Hi Jim,
Great to see your progress. These questions you are coming up with now
is usually the last ones on the
line towards a production configuration.
The problem you're facing is that the REDO log gets filled up before 3
checkpoints have completed. The
default value of the NoOfFragmentLogFiles is 8 which means 8 * 4 * 16
MBytes of REDO log files = 512 MB.
The speed of a local checkpoint is controlled by the parameters
Quote from manual
• [NDBD]NoOfDiskPagesToDiskAfterRestartTUP
When executing a local checkpoint the algorithm flushes all data pages
to disk. Merely doing as quickly as possible without any moderation is
likely to impose excessive loads on processors, networks, and disks.
To control the write speed, this parameter specifies how many pages
per 100 milliseconds are to be written. In this context, a "page" is
defined as 8KB; thus, this parameter is specified in units of 80KB per
second.
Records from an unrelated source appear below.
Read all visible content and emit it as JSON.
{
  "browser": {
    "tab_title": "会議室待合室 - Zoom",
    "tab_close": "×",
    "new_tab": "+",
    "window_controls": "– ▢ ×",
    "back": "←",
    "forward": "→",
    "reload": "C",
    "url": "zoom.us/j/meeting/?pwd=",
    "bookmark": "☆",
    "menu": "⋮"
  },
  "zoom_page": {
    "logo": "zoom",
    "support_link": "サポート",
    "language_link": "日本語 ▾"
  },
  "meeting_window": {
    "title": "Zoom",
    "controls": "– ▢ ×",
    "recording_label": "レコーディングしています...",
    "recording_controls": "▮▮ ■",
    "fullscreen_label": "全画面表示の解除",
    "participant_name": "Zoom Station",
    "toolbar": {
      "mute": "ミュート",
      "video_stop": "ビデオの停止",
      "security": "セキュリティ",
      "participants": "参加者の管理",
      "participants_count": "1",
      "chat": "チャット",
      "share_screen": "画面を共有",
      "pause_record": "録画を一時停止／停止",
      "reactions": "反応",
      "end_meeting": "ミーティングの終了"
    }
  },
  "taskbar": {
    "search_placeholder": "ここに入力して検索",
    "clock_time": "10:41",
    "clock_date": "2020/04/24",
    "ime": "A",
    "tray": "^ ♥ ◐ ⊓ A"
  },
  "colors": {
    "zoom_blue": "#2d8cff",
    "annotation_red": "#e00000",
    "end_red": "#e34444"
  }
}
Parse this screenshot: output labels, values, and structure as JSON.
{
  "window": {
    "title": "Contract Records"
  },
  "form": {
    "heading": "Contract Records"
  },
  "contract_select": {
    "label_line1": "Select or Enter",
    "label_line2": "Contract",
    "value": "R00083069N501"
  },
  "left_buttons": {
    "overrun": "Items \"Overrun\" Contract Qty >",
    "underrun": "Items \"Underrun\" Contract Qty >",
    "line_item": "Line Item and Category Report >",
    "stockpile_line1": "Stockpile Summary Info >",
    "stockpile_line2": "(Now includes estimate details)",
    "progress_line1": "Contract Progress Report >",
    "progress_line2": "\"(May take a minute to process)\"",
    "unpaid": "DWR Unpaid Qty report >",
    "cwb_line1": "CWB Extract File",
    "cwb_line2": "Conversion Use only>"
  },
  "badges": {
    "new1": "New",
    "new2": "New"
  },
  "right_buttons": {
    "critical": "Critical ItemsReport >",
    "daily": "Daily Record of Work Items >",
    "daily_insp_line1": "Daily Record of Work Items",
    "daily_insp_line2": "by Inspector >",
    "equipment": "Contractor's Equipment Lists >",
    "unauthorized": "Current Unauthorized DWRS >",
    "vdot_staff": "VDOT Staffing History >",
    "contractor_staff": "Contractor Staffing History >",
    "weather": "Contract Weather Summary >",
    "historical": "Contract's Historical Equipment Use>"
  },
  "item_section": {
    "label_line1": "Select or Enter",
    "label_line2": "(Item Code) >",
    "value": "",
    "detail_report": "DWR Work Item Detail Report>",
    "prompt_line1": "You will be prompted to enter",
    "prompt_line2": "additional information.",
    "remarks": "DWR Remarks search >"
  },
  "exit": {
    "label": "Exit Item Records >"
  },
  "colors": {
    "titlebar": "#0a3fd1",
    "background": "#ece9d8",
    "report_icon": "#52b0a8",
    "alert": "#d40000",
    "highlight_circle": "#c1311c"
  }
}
Therefore, setting NoOfDiskPagesToDiskAfterRestartTUP to a
value of 20 means writing 1.6MB of data pages to disk each second
during a local checkpoint. This value includes the writing of UNDO log
records for data pages; that is, this parameter handles the limitation
of writes from data memory. UNDO log records for index pages are
handled by the parameter NoOfDiskPagesToDiskAfterRestartACC. (See the
entry for IndexMemory for information about index pages.)
In short, this parameter specifies how quickly local checkpoints will
be executed, and operates in conjunction with NoOfFragmentLogFiles,
DataMemory, and IndexMemory.
The default value is 40 (3.2MB of data pages per second).
•
[NDBD]NoOfDiskPagesToDiskAfterRestartACC
This parameter uses the same units as
NoOfDiskPagesToDiskAfterRestartTUP and acts in a similar fashion, but
limits the speed of writing index pages from index memory.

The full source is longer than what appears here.